Che cos’è Welfare pubblico?” 1-2 Ottobre – Università degli studi di Padova, due giorni di confronto e riflessione organizzati dal Laboratorio Welfare Pubblico tra il mondo accademico (chi studia a analizza il Sistema Lavoro e i suoi cambiamenti) e quello dei lavoratori del sociale (chi ogni giorno vive e lavora dentro questi cambiamenti). Tematica centrale il mutamento che sta investendo, non da oggi, il welfare del nostro paese, spingendolo sempre di più verso logiche di mercato, distanti dalla vocazione sociale che ne aveva contraddistinto le origini.

Sandro Busso, docente di Sociologia dei fenomeni politici all’Università di Torino, è intervenuto sui meccanismi della privatizzazione/esternalizzazione ne gli anni successivi alla crisi economica d 2008: se prima la titolarità dei Servizi era pubblica e la gestione del Terzo Settore, da quel momento, con il passaggio graduale della prima dal pubblico al privato, ci si è diretti progressivamente verso il modello del quasi mercato. Come questo processo ricade sulle condizioni di lavoro? Quali i criteri d’accesso ai Servizi, quale la loro qualità? Busso indica nella complessità dei flussi di risorse uno dei fattori che determinano o meno la qualità di un servizio e le condizioni di lavoro.

Questi fenomeni hanno anche portato a una ridefinizione del vocabolario del sociale, basti pensare alla progressiva sostituzione della parola utenti con la parola clienti (di un servizio). Diego del Laboratorio Welfare Pubblico, ha infatti spiegato che uno degli obiettivi del confronto è quello di ricominciare a contaminare i linguaggi accademico e operativo per restituirne i significati originari. Lo stesso relatore ha poi analizzato le cause che hanno portato i lavoratori sociali a perdere la dimensione politica del loro agire per mantenerne solo quella meramente prestazionale. A quali condizioni, poi.

Le condizioni, il più delle volte inaccettabili, dei lavoratori del sociale hanno quindi trovato il giusto spazio nella discussione. Interessante a questo proposito la testimonianza di operatori che, nella latitanza di enti locali e sindacati, hanno continuato a svolgere il loro lavoro in cooperative che da tempo non corrispondevano gli stipendi dovuti.

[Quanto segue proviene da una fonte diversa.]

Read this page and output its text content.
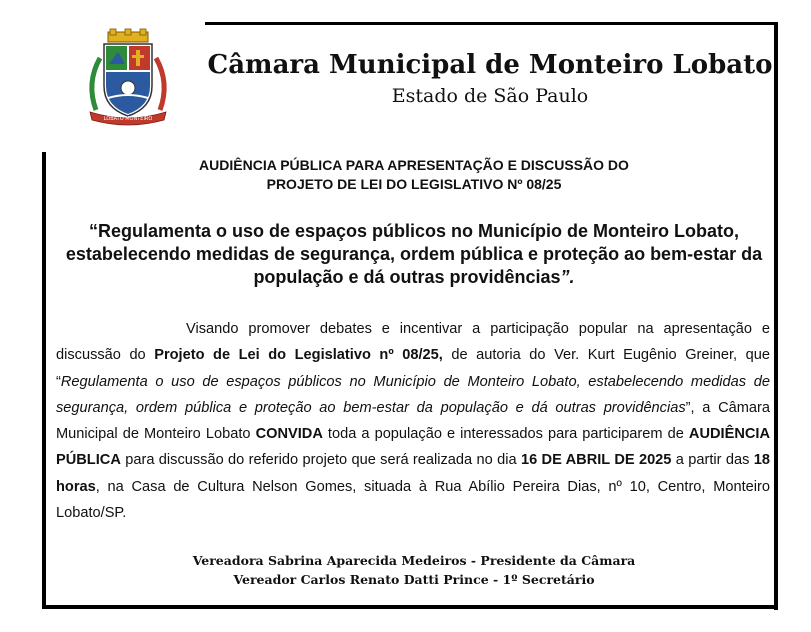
LOBATO MONTEIRO
Câmara Municipal de Monteiro Lobato
Estado de São Paulo
AUDIÊNCIA PÚBLICA PARA APRESENTAÇÃO E DISCUSSÃO DO
PROJETO DE LEI DO LEGISLATIVO Nº 08/25
“Regulamenta o uso de espaços públicos no Município de Monteiro Lobato,
estabelecendo medidas de segurança, ordem pública e proteção ao bem-estar da
população e dá outras providências”.

Visando promover debates e incentivar a participação popular na apresentação e discussão do Projeto de Lei do Legislativo nº 08/25, de autoria do Ver. Kurt Eugênio Greiner, que “Regulamenta o uso de espaços públicos no Município de Monteiro Lobato, estabelecendo medidas de segurança, ordem pública e proteção ao bem-estar da população e dá outras providências”, a Câmara Municipal de Monteiro Lobato CONVIDA toda a população e interessados para participarem de AUDIÊNCIA PÚBLICA para discussão do referido projeto que será realizada no dia 16 DE ABRIL DE 2025 a partir das 18 horas, na Casa de Cultura Nelson Gomes, situada à Rua Abílio Pereira Dias, nº 10, Centro, Monteiro Lobato/SP.

Vereadora Sabrina Aparecida Medeiros - Presidente da Câmara
Vereador Carlos Renato Datti Prince - 1º Secretário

Lavoratori che si sono trovati così a vivere in ristrettezze economiche insostenibili con l’unica alternativa, nel migliore dei casi, di accedere a forme di lavoro in nero e mal retribuito. Matteo Maserati, Sial Cobas, ha sostenuto la necessità di trovare, attraverso sempre maggiori spazi di confronto, nuove pratiche e nuove forme di organizzazione dentro e fuori i servizi con l’obiettivo di superare il sindacalismo tradizionale per approdare a un sindacalismo “politico” capace di mettere in discussione scelte politiche e uso di risorse pubbliche.

Barbara Giullari dell’Università di Bologna ha posto l’accento del suo intervento sulla tensione fra responsabilità pubblica e responsabilità privata rispetto alle istanze della riproduzione sociale e sulla criticità e ambivalenza nel rapporto fra cura e lavoro (nelle società capitalistiche il concetto di valore ha sempre più a che fare con la mera valorizzazione economica. E’ lavoro ciò che produce valore economico ed è improduttivo tutto ciò che non sta dentro questo recinto).

Il contributo che abbiamo portato noi alla discussione come collettivo che fornisce una trasmissione radiofonica su questi temi, è stato quello di condividere la nostra storia di militanza come propulsori di alcuni tentativi di cambiamento culturale, sindacale e politico nell’universo welfare del nostro territorio, non rinunciando mai a trasversalità e connessione con altre realtà e discipline. Che è poi quello che ci ripromettiamo di continuare a fare.